At the dairy processing plant, the milk is pumped to refrigerated storage tanks. It is pumped to the pasteuriser, where it is heated to 72°C for 15 seconds and then cooled to 4°C very rapidly.
This process, called pasteurisation, kills any harmful bacteria that may be present in the milk and is required by law in South Africa. The process of pasteurisation was discovered in 1868 by the French scientist, Louis Pasteur (1822–1894).
Another form of making milk safe for consumption is to provide extended shelf life milk (ESL). ESL milk is milk that has been treated in a manner to reduce the microbial count beyond pasteurisation. ESL milk is packaged under extremely hygienic conditions and has a longer shelf life than fresh pasteurised milk when kept at a temperature of 0–5°C.

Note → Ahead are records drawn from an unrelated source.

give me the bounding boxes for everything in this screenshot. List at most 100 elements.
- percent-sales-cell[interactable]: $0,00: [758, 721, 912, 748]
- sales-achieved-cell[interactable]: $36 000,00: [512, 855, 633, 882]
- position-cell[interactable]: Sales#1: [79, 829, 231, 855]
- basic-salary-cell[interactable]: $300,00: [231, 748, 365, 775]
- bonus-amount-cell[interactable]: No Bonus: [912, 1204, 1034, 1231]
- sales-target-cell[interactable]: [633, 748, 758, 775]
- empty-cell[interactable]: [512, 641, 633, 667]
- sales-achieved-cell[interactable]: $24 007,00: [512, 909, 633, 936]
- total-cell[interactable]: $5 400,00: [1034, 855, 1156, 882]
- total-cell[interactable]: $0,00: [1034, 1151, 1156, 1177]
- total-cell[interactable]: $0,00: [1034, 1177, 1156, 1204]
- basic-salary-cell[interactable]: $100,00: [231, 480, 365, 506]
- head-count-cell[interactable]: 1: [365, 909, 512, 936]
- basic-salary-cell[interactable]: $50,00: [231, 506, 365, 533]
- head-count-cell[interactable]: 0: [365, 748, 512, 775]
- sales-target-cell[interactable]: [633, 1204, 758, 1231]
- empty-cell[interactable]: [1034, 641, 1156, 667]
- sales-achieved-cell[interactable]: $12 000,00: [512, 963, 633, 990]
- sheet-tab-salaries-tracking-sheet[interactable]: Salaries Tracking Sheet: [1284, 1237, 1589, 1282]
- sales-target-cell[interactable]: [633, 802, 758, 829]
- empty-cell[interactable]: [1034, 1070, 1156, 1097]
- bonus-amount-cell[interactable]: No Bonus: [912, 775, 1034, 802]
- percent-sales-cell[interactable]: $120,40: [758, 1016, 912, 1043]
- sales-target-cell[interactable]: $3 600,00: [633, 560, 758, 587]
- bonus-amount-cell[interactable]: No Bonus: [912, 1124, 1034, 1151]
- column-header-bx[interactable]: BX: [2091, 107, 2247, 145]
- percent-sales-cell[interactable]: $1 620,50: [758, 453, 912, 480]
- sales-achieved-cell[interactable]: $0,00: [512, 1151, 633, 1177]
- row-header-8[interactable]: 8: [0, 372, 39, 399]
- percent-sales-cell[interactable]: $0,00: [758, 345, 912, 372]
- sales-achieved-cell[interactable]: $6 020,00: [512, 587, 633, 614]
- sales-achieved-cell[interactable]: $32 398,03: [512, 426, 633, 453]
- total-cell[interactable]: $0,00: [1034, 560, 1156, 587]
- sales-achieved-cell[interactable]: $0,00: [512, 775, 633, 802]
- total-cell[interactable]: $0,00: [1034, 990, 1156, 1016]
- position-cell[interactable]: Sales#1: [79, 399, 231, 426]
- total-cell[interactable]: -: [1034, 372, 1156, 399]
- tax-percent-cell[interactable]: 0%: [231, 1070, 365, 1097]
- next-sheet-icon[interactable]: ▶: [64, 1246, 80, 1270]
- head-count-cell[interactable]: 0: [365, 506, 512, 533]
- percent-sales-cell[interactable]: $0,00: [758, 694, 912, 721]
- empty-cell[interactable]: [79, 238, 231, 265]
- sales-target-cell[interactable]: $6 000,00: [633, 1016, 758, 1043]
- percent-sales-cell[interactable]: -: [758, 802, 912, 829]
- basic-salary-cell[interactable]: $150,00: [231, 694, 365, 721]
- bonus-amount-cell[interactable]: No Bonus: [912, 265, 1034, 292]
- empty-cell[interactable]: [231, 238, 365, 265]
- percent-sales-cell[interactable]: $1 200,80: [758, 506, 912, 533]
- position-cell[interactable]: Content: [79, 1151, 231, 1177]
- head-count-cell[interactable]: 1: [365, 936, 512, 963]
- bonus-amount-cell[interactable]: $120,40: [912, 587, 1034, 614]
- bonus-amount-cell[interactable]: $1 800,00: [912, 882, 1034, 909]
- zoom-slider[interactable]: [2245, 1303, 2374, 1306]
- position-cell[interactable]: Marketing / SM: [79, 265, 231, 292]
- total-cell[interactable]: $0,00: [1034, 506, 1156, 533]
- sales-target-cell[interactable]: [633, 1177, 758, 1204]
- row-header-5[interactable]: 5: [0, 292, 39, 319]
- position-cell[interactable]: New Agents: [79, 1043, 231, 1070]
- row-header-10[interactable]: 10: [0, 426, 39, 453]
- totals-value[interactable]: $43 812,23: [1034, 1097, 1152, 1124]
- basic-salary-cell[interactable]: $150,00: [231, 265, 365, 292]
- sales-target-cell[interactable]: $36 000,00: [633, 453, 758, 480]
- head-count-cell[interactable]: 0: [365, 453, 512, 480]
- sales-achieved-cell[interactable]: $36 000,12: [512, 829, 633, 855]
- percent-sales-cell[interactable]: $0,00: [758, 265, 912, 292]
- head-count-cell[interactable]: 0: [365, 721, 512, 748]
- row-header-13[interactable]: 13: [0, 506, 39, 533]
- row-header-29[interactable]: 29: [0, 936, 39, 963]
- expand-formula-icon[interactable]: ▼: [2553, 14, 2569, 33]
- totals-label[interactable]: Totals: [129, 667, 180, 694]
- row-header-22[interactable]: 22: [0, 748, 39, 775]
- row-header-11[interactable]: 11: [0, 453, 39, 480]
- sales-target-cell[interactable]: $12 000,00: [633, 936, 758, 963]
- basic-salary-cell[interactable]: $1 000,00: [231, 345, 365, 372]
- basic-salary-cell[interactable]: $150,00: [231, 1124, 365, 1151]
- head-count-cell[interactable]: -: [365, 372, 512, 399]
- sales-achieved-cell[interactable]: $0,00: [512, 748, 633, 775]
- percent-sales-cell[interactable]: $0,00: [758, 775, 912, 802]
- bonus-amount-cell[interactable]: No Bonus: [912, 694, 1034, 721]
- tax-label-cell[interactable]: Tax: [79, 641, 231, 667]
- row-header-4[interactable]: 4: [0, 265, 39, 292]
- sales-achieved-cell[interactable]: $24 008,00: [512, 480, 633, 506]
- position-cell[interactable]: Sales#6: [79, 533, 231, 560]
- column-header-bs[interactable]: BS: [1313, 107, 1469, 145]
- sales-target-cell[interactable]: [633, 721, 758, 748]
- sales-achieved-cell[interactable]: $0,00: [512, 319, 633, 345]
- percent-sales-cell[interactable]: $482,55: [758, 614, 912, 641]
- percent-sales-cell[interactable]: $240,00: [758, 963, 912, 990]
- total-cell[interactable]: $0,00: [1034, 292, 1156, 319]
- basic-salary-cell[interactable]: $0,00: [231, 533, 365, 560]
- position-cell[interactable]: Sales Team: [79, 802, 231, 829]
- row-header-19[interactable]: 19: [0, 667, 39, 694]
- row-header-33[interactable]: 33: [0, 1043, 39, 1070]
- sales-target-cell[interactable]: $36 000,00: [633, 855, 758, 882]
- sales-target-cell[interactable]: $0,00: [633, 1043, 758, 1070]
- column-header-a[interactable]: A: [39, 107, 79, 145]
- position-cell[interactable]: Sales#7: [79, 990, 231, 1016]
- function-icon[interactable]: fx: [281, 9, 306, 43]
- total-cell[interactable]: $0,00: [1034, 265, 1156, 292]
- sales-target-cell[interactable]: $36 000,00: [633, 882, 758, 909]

Ultra-high temperature (UHT) treatment allows milk to stay fresh and safe for a long time. The milk is heated to above 125°C and then packaged aseptically. The end product is free from any micro-organisms or spores that could cause spoilage. The UHT process is quick, so very few vitamins are destroyed. UHT-treated milk, also referred to as long-life milk, can be kept at room temperature in the sealed packaging for many months without going sour. Once the package has been opened, the milk must be kept cold and used in the same way as fresh milk.
Milk may also be homogenised to improve the fat distribution. Homogenisation forces the milk fat through a very small nozzle. at high speed and breaks the fat drops into smaller droplets. This keeps the fat droplets evenly distributed in the milk.